ESPTREE is a minimalistic tree based routing protocol for ESP32 devices, intended for use with the Freifunk-ESP32-OpenMPPT solar controllers. It is in some ways unconventional but offers IPv4 autoconfiguration, low CPU and bandwidth overhead. We are aiming at energy autonomous least-cost wireless networks, providing IPv4 services like Internet access to end user devices, environmental sensors and so on.
You can also use a OpenWRT-based WiFi device as a root node.
The difference between ESPTREE and ESPMESH by Espressif is that we are aiming for the best networking performance that can be achieved with an ESP32. We are using typical IPv4-based routing, IP-forwarding without Network Address Translation (NAT).
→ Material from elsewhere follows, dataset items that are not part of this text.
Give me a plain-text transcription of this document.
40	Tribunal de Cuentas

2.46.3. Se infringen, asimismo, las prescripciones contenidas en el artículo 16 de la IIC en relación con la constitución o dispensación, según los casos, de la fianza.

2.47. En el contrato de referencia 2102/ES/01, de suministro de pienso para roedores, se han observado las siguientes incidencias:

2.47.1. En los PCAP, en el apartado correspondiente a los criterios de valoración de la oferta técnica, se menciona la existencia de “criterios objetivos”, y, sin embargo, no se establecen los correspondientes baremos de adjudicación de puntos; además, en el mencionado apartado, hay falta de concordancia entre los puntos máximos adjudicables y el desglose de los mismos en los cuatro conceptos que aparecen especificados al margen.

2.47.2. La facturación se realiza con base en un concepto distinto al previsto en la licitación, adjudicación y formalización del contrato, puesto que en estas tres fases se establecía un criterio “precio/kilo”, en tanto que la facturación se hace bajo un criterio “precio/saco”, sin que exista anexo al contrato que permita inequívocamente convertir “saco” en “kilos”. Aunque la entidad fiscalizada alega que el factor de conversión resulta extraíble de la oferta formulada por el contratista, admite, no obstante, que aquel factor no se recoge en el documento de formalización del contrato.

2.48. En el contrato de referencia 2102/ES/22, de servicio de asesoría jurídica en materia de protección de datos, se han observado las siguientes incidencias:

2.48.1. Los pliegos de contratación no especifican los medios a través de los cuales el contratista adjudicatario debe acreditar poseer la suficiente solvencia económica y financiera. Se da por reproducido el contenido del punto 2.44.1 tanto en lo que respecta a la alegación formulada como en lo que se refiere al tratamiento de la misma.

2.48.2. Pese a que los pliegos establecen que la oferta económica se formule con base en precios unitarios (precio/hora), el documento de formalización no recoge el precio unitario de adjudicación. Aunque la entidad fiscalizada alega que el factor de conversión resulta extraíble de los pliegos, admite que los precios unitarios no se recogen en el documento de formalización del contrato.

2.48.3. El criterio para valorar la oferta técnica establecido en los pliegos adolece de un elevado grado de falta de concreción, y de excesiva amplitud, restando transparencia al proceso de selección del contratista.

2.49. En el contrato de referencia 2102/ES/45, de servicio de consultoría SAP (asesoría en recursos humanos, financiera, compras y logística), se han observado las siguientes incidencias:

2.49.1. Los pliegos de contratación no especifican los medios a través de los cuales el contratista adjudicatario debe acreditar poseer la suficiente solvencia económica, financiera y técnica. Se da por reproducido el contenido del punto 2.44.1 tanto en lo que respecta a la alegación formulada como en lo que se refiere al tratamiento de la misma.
This is unlike ESPMESH, which encapsulates payload traffic.
ESP32 devices don't support multipoint-to-multipoint WiFi modes (ad-hoc or 802.11s), only software-accesspoint, station, software-accesspoint+station and monitor mode.
Sending and receiving raw WiFi packages is possible, too, but we haven't explored running mesh networks using raw packages so far. This would allow real multipoint-to-multipoint mesh topologies, at the cost of throughput and processing overhead. It could still be interesting to implement this, though.
Hence, we are limited to setting up tree-like wireless networks with ESP32, unless we go down the road of the forementioned RAW mode. But that would/will be a different endeavor.